O trabalho de “Djodje” é orientar as manobras e chefia a subida das embarcações nos estaleiros e trabalha, explicou, mediante a tabela da maré.

Ainda conforme Paulo Delgado, em declarações a Inforpress, Paulo Delgado, as maiores dificuldades prende, primeiro com financiamentos, materiais que por vezes não se encontram no mercado.

Apesar de tudo isso, garante que consegue construir embarcações até 30 metros no país. “Fizemos um barco com modelo nunca foi feito um igual no país. Mas é preciso melhores condições melhor preparados, temos engenheiros, construtores, técnicos. Temos de tudo no país”.

Diz que para não deixar que essa profissão seja esquecida, o governo deveria investir para que os jovens possam aprender esta profissão. “Em cabo Verde o nosso ponto mais forte é o mar e a agricultura. Então os investimentos devem ser feitos neste sentido”.  

Fazendo referência aos desafios do sector, Paulo Delgado identificou que o “maior desafio” da construção naval em Cabo Verde consiste na criação de uma base, uma área específica preparada para as construções, sendo que, ressalvou, o País tem capacidade para desenvolver ainda mais este sector visto que está dotado de engenheiros, construtores e técnicos.

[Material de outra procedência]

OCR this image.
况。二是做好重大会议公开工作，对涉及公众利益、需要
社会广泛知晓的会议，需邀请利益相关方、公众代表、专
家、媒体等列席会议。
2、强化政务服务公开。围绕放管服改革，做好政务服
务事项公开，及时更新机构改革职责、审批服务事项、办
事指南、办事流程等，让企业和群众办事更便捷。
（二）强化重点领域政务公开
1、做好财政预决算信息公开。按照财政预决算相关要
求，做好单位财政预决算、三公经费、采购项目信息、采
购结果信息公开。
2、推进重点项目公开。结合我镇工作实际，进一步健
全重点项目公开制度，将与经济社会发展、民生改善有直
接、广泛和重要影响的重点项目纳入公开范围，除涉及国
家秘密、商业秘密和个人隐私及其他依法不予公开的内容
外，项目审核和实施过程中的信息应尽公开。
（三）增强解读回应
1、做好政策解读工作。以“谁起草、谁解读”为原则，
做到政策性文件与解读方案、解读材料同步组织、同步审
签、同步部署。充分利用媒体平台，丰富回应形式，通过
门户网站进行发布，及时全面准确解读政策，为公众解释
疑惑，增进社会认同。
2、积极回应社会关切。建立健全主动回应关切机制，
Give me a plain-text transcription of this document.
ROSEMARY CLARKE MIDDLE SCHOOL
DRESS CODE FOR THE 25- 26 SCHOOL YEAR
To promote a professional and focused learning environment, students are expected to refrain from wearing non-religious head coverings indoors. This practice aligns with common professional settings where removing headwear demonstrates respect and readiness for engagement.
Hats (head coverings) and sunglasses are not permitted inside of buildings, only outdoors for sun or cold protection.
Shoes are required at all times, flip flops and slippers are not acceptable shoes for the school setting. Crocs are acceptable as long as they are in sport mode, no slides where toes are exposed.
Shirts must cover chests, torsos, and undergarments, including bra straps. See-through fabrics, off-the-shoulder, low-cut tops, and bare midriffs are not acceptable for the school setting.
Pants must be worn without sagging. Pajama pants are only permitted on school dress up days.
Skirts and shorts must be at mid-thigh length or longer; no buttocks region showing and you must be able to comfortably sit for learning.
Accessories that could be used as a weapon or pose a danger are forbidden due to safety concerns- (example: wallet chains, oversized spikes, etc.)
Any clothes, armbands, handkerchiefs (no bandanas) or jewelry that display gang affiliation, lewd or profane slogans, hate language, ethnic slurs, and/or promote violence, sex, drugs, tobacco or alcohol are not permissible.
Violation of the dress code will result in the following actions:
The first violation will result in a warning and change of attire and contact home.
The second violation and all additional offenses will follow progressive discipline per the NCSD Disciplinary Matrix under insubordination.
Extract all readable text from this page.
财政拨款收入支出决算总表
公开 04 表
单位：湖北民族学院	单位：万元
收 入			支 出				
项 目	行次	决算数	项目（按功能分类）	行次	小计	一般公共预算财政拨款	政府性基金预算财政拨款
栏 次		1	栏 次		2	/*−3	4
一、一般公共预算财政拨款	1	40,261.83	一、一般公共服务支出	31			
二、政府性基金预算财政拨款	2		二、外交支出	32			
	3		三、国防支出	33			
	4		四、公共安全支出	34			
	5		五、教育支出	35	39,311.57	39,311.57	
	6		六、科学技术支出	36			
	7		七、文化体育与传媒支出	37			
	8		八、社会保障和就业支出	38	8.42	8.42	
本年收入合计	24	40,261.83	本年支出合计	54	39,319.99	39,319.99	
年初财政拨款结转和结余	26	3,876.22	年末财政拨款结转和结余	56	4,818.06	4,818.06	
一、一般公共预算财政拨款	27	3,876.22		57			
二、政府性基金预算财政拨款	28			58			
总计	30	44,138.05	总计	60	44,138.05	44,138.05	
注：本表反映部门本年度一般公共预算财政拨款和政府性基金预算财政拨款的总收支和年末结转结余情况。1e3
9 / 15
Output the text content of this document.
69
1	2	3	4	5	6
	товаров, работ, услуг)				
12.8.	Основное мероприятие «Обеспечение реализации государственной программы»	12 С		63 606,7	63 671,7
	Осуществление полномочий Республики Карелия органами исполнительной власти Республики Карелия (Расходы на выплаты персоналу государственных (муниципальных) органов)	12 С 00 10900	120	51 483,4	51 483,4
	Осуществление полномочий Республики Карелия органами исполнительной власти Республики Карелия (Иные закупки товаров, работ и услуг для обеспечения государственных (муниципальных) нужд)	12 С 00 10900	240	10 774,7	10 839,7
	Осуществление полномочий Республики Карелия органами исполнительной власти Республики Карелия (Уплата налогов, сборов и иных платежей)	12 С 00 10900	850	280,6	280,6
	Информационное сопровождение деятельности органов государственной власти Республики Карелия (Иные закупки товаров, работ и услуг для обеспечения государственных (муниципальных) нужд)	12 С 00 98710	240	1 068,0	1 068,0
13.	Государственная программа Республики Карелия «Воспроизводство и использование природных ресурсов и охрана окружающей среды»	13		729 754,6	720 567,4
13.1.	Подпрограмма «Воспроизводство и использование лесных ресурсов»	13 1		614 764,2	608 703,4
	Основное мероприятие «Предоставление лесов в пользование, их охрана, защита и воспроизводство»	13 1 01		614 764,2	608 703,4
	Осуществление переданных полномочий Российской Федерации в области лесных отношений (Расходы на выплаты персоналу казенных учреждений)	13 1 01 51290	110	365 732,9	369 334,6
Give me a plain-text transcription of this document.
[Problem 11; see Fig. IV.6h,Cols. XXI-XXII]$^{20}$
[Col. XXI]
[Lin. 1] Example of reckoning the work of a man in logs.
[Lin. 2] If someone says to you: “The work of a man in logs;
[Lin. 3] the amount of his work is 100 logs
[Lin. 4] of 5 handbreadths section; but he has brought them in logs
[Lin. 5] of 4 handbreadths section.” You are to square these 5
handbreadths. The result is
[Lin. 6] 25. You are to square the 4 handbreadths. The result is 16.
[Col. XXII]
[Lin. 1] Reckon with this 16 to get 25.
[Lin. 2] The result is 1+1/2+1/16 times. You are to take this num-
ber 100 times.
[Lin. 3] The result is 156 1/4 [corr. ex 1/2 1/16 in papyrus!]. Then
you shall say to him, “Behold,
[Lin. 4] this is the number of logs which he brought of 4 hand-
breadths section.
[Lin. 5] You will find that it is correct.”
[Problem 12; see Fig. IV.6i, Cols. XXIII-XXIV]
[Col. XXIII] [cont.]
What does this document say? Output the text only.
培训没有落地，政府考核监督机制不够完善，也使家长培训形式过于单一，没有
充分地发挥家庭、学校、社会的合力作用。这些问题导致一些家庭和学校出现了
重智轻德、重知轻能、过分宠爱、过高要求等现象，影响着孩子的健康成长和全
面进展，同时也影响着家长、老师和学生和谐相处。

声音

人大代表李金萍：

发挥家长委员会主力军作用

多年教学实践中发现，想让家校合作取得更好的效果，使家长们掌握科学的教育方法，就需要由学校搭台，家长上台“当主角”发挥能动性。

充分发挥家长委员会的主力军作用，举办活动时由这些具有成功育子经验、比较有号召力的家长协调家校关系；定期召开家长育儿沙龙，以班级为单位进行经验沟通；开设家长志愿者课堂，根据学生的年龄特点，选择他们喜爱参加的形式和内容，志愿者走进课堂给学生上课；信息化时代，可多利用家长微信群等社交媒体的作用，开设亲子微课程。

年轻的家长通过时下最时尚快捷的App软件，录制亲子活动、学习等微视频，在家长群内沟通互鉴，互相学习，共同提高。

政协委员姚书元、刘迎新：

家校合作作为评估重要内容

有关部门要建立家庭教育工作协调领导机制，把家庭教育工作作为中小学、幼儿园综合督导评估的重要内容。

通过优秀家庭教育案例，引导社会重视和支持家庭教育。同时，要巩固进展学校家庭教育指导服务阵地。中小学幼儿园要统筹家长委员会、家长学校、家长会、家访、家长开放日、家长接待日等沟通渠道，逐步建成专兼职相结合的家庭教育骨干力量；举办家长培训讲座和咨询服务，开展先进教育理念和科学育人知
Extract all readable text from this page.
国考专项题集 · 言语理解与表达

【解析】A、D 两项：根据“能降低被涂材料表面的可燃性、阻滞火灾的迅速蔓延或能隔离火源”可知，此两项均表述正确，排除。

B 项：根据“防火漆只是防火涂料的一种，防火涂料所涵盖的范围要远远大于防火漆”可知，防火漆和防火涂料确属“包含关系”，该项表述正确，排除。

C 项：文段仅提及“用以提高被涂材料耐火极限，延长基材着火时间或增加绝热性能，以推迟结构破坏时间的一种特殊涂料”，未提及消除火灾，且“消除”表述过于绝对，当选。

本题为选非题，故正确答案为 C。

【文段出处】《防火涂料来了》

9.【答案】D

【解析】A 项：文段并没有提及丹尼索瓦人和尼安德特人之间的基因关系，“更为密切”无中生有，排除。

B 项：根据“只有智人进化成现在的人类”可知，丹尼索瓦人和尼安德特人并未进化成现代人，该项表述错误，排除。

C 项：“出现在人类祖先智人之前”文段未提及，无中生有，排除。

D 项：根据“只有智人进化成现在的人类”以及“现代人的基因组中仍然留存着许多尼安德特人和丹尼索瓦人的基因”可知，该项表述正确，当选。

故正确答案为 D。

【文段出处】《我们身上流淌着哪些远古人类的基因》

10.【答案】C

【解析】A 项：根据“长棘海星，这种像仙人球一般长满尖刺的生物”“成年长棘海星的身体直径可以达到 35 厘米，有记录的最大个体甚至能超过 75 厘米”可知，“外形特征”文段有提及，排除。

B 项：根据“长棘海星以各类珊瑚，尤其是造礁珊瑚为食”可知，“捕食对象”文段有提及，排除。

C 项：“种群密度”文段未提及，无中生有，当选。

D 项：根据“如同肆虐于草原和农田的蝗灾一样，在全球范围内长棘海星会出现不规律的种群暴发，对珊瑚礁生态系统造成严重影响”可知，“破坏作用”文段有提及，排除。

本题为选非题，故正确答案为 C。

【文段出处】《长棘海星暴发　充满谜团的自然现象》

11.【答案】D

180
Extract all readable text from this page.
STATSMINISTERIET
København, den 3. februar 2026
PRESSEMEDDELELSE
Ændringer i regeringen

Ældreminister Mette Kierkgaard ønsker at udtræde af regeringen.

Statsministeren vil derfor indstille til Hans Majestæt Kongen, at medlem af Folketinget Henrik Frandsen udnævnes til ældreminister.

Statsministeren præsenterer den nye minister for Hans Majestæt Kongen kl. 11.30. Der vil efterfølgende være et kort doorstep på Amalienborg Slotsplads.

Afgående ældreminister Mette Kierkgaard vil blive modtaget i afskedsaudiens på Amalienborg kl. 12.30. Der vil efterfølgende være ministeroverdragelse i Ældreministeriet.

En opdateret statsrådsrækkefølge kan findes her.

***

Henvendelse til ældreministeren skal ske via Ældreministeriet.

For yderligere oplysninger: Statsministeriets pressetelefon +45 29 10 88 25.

A APESC espera que quando a situação da Onave for resolvida, porque a segurança marítima do sector das pescas inicia na reparação naval e a Onave é fundamental para o sector das pescas em Cabo Verde”, considerou o responsável desta associação, que gere actualmente, através de um protocolo, o estaleiro naval pertencente ao Estado e que foi liquidado em 2005.